We know the US economy is in a recession or on the brink of one as the GDP numbers and employment data showed this past week. Furthermore, US equities have been in a bear market for 8 months now. We know the US economy has many obstacles to overcome including but not limited to: 1) the housing crisis; 2) the credit crisis; 3) consumer retrenchment; 4) lack of a coherent energy policy; and 5) inflationary pressures. All this is known and unlikely to be worked out anytime soon. But what isn't widely accepted is that the global growth story is failing as well, and I believe this is the next and newest risk for US equities.

Why do I think that the global growth story is over?

COPPER

First up is copper. Copper is our proxy for the global economy, and I have been showing this same monthly chart for over 6 months now. I am not ready to call a bear market for copper as prices are only at support, but a monthly close below 3.55 would be very bearish as it would be a close below prior support, below a negative divergence bar, below the 10 month moving average, and below a rising trendline. The global growth story is likely to end with a big thud. Enough said.

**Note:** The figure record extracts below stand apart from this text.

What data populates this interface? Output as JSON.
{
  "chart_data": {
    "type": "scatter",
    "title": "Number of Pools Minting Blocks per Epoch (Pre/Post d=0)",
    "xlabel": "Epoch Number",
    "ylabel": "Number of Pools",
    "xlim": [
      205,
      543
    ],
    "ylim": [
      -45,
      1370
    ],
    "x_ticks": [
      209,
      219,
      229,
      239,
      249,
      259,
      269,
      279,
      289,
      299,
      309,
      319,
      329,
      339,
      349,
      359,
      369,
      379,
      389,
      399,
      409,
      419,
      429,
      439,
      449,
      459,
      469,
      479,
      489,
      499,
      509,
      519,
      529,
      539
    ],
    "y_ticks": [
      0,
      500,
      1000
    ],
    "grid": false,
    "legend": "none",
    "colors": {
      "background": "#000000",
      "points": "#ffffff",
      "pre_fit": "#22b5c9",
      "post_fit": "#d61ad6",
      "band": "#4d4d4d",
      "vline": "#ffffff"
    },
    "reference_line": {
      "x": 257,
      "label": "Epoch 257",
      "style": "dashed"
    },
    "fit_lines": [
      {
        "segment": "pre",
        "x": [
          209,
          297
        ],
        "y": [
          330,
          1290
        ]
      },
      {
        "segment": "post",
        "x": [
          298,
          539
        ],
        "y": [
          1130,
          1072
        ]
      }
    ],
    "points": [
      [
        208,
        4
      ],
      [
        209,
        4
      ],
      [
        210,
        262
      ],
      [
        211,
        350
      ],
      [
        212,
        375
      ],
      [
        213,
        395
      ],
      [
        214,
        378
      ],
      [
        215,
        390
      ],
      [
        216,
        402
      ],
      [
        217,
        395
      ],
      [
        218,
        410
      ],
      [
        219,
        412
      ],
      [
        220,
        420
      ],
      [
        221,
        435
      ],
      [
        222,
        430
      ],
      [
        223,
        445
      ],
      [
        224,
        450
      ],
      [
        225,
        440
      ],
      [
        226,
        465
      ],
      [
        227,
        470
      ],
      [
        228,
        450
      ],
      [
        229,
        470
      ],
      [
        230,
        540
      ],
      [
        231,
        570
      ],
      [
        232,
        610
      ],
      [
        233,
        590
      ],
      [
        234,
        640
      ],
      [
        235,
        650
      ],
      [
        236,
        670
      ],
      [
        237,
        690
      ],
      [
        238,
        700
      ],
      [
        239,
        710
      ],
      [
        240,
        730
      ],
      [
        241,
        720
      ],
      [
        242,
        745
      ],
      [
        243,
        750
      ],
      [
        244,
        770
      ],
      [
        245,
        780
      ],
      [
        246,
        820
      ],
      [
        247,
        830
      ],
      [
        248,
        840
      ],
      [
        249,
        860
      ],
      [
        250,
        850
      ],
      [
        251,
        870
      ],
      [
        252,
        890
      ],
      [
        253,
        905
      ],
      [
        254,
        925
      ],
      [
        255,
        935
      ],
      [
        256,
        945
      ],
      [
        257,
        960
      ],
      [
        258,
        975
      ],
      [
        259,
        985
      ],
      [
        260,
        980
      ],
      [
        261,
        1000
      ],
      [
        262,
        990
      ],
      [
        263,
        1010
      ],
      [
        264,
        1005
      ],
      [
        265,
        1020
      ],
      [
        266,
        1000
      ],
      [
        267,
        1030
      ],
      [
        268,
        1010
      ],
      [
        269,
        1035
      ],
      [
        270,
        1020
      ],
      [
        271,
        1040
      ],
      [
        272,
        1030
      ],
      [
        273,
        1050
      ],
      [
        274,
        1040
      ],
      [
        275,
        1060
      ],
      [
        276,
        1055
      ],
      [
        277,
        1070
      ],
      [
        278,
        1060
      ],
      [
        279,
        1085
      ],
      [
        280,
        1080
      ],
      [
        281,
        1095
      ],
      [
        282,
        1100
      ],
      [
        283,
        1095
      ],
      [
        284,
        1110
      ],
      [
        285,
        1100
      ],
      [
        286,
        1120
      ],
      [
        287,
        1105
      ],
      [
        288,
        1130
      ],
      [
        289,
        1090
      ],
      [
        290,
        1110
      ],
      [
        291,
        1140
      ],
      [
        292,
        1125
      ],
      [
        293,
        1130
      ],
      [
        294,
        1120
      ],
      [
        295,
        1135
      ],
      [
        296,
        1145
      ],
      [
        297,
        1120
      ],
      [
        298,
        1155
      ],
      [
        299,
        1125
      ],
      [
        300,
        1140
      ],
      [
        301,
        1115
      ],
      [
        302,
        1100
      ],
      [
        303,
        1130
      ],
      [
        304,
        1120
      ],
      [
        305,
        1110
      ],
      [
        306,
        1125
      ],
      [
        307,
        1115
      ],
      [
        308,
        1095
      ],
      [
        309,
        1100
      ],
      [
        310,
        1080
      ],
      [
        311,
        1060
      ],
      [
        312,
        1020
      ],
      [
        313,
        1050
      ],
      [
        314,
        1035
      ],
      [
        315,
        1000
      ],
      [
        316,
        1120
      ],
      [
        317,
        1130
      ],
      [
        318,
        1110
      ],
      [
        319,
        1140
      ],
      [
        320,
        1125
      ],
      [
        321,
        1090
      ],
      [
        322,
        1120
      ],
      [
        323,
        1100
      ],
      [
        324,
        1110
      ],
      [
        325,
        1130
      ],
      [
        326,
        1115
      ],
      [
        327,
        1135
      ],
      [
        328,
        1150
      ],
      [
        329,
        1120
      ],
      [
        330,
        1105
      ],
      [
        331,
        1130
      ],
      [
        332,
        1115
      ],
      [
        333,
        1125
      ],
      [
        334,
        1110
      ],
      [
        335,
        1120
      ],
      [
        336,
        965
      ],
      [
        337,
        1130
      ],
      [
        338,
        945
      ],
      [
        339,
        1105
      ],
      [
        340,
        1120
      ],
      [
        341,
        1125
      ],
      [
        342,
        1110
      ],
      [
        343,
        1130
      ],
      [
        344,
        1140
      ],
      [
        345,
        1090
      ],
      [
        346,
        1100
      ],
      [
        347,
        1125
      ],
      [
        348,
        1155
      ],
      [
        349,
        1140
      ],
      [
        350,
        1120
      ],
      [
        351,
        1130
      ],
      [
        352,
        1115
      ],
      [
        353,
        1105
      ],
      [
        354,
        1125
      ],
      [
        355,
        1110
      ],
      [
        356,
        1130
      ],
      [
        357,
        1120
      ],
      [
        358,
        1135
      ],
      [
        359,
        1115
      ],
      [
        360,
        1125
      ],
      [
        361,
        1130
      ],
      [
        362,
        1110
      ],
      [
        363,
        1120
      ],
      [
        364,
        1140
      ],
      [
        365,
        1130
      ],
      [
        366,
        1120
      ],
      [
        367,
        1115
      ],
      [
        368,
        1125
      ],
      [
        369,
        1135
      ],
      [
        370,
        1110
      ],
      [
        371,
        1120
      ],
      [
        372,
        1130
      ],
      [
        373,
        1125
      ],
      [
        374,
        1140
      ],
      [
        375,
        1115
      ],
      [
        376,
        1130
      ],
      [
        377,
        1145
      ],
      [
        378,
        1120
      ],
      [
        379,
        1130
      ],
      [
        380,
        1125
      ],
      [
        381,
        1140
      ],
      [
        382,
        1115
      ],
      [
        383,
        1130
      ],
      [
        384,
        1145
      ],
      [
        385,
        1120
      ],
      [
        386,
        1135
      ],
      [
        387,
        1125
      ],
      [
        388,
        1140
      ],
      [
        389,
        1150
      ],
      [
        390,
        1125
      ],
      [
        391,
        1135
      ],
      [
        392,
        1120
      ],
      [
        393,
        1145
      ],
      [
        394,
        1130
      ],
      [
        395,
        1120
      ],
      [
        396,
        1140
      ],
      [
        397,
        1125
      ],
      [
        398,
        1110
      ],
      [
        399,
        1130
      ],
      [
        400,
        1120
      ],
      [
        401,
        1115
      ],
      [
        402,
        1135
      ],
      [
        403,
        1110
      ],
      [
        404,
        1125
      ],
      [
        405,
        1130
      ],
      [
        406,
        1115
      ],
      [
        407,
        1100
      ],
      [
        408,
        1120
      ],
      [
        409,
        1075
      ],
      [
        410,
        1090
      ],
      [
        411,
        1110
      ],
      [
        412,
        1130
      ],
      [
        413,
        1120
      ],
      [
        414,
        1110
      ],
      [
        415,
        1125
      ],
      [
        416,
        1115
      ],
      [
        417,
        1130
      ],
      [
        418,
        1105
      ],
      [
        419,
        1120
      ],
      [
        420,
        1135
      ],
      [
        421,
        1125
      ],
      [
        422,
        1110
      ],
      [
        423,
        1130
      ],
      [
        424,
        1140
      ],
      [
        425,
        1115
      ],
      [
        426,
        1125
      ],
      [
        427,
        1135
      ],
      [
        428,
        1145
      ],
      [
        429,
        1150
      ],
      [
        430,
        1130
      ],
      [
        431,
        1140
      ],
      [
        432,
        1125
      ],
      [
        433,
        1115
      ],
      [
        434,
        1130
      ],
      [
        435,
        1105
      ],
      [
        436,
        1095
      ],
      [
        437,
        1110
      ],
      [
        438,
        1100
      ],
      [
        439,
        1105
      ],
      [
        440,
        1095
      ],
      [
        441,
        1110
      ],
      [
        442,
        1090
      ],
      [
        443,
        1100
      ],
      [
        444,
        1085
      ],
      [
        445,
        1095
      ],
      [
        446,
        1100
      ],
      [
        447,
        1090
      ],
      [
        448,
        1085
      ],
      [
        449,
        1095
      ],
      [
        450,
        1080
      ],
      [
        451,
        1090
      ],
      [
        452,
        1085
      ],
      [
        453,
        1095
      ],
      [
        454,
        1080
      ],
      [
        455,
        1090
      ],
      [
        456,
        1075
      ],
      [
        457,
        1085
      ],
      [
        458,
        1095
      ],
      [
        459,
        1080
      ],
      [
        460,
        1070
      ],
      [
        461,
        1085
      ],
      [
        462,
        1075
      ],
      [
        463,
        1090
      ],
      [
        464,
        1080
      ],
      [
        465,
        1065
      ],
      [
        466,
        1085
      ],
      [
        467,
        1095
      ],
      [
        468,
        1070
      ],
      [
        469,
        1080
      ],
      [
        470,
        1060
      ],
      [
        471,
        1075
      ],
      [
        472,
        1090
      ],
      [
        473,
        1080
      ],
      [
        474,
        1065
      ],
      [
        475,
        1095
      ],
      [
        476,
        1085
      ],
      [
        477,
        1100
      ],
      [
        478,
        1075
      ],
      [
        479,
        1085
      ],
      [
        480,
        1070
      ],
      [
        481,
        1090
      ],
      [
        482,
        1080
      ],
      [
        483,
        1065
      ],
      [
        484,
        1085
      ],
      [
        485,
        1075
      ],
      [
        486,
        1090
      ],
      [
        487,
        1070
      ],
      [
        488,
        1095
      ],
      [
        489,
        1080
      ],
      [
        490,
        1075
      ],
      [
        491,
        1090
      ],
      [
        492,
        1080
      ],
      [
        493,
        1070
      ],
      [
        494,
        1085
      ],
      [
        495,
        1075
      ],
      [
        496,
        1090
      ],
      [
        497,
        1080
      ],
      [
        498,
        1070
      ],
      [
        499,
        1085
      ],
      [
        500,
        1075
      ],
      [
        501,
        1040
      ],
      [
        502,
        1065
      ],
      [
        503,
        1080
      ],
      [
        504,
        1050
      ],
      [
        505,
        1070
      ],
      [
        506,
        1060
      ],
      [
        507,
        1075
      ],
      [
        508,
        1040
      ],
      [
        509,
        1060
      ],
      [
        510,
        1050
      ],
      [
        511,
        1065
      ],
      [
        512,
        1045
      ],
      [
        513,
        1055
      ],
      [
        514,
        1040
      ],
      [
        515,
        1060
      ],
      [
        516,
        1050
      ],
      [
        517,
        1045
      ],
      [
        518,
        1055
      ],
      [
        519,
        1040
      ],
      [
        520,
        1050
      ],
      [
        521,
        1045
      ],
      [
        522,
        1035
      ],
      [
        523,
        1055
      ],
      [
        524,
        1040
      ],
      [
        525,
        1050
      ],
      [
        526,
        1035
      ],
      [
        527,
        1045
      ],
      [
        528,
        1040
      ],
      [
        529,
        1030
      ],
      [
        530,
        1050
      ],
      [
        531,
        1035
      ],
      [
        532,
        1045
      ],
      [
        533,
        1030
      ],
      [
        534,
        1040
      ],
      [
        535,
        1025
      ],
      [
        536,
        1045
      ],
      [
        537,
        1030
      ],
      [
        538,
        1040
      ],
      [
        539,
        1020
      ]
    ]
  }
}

End result: copper is hanging in there, but just barely.

Figure 1. Copper/ monthly

On the other hand, the world's largest copper producer has just entered bear territory. Figure 2 is a monthly chart of Freeport McMoran (NYSE: FCX). Last month's close was below a rising trend line and 10 month moving average, and this confirms the double top. I believe it is only a matter of time before FCX closes below the prior pivot low point (oval on chart) and starts a down trend.

Figure 2. FCX/ monthly

METALS

Moving from copper to other metals, figure 3 is a monthly chart of the Dow Jones US Basic Metals (NYSE: IYM). This is also bearish as last month's close was below both the rising yellow trend line and the 10 month moving average. The upside for this ETF has been capped at $84, which is the high of the negative divergence, but the real risk is a potential sell off to prior breakout levels around $60. Metals were one of the few things working in this market, but I would be very cautious on this sector (not withstanding the occasional 10% bounce). Remember, nothing is safe in a bear market.

Figure 3. IYM/ monthly

CRUDE OIL
Crude oil's 15% fall from its highs is as much about "nothing ever grows to sky" as it is about slackening global demand. See figure 4, a monthly chart of crude oil. From a technical perspective, crude oil's extreme expansion in price range and negative divergence bar suggested that prices would move in a range for at least the next four months and likely longer. Upside momentum has slowed. While that is the technical side of the story, I believe the fundamentals will eventually reveal decreasing demand for crude oil as there is greater acceptance that the global growth story is now defunct.

Figure 4. Crude Oil/ monthly

It should be noted that ExxonMobil (NYSE: XOM) reported record profits this past week, yet the stock fell 3% after the announcement. I had warned about XOM several weeks ago, and last month's close below a prior pivot low is bearish. Period. See figure 5, a monthly chart of XOM.

Figure 5. XOM/ monthly

EMERGING MARKETS

Another bearish chart, which is also representative of the global growth story, is seen in figure 6, a monthly chart of the i-Shares MSCI Brazil Index Fund (NYSE: EWZ). The break below the support zone and below the rising trend line and the 10 month moving average are all bearish signs. The prior support zone now becomes resistance. High flying Brazil is having its wings clipped.

Figure 6. EWZ/ monthly

I had mentioned the i-Shares MSCI Emerging Market Index Fund (NYSE: EEM) in a July 14 commentary. See figure 7 a monthly chart. Several weeks ago I stated: There are "a lot of bearish elements to this chart including: 1) a close below a prior divergence bar (pink marker); and 2) a close below an upsloping trend line. A close below the most pivot low would seal the deal, and EEM would be in a bear market." Well that has happened and by my analysis, EEM is in a bear market.